My hand on his was all I could give. My presence...a reminder that he was not alone. And even then, it felt like I was failing.
Because he deserved so much more than this. He deserved the strength he showed me in fleeting moments. He deserved the life we never risked talking about. He deserved laughter and warmth that didn’t come with the bitter taste of medicine and fear.
And for that moment, all I could do was sit there and watch. Breathe through the quiet horror of that first day, and hope that when it ended, he still knew he was more than the pain. That he was still him. And even as my heart broke, I stayed. Because staying was all I could do.
I watched him shift again in the chair, small movements that were almost nonexistent, but I caught them. They all screamed what he couldn’t put into words. After the infusion, they asked us to wait, fifteen minutes of observation to ensure his body didn't decide to reject the treatment in some violent, acute way.
Those fifteen minutes felt like a decade
Then he turned toward me, and I felt it before I even saw it. The weight in his gaze. All the things he was feeling, all the quiet dread and frustration, compressed into a single look It was the look of a man who had been shoved out into the middle of an ocean and told to keep swimming.

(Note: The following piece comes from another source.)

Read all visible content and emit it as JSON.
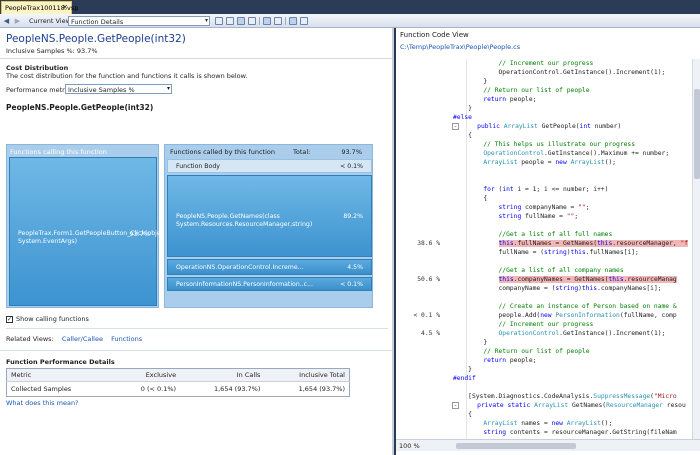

"I feel awful," he whispered, the words sounding like they had to be dragged through gravel to reach the surface.
I squeezed his hand, my own heart hammering against my ribs. "I know," my voice was barely a breath. "I can tell. I’ve got you."
He struggled to swallow, his throat working visibly as he shifted again, his knees knocking together under the weight of the hospital blanket. “It... it won’t get better, will it?” His voice was almost a rasp, fragile and brittle. The question wasn't a request for a statistic or a comforting lie. It was a raw, bleeding plea for a reality that didn't involve this level of suffering.
"Of course it will," I said, leaning in closer, trying to force enough conviction into my tone to bridge the gap between us. "The first day is always the peak. The meds will settle. We just have to get through the next few hours."
He didn't argue. He didn't have the energy for a debate. He just gave a small, slow shake of his head, a movement so slight I almost missed it. "It won't," he whispered.
He looked away then, back toward the beige wall, his profile sharp and fragile. In that moment, I realized he wasn't talking about whatever he was feeling. He was talking about the trajectory...the slow, inevitable erosion of the man he used to be. And all I could do was watch the clock and pray for a miracle I desperately wanted to believe in.